Prove that $A^2=A\iff \Sigma K=I_r$

Question

Let $A$ be a square complex matrix and let $A=U\Sigma V^*$ be a singular value decomposition. Then $A$ can be written as

$$A=U\begin{bmatrix} \Sigma K & \Sigma L\\ 0 & 0 \end{bmatrix} U^*$$ where $V^* =\begin{bmatrix} K & L\\ M & N \end{bmatrix}U^*$. Note that $KK^*+LL^*=I$.

Question:

Prove that $$A^2=A \iff \Sigma K=I_r$$

$(\Leftarrow)$ is easy by just verification.
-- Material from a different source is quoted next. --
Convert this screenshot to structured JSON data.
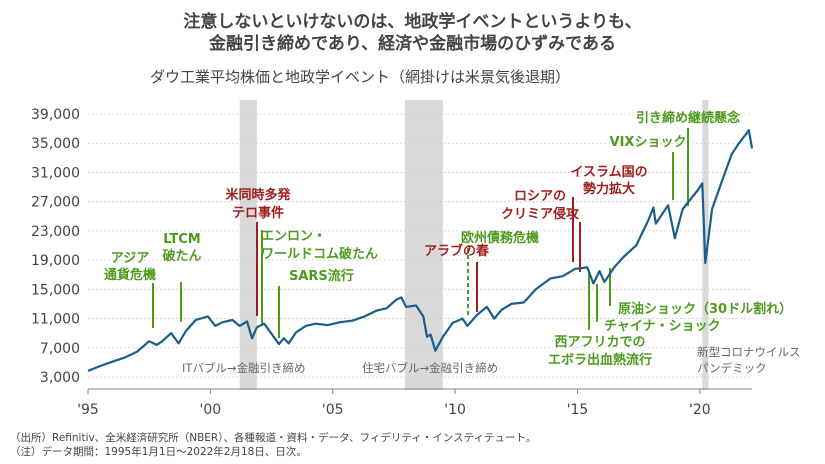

While doing the $(\Rightarrow)$ implication, by comparing $A^2$ and $A$ I got

$\left(\Sigma K\right)^2=\Sigma K$ and $\Sigma K \Sigma L=\Sigma L$.

How to proceed further?

Answer 1

What remains to verify is that $\Sigma K x=x$ for all $x$. Pick $x$. Since $\Sigma$ is positive definite, we may write \begin{align*} x&=\Sigma\Sigma^{-1}x=\Sigma(KK^* + LL^*)\Sigma^{-1}x\\ &=\Sigma K(K^*\Sigma^{-1}x)+\Sigma L(L^*\Sigma^{-1}x). \end{align*} Since you have already verified that $(\Sigma K)^2=\Sigma K$ and $\Sigma K\Sigma L=\Sigma L$, we find \begin{align*} \Sigma K x&=(\Sigma K)^2(K^*\Sigma^{-1}x)+\Sigma K \Sigma L(L^*\Sigma^{-1}x)\\ &=\Sigma K(K^*\Sigma^{-1}x)+\Sigma L(L^*\Sigma^{-1}x)\\ &= x, \end{align*} which was what we wanted.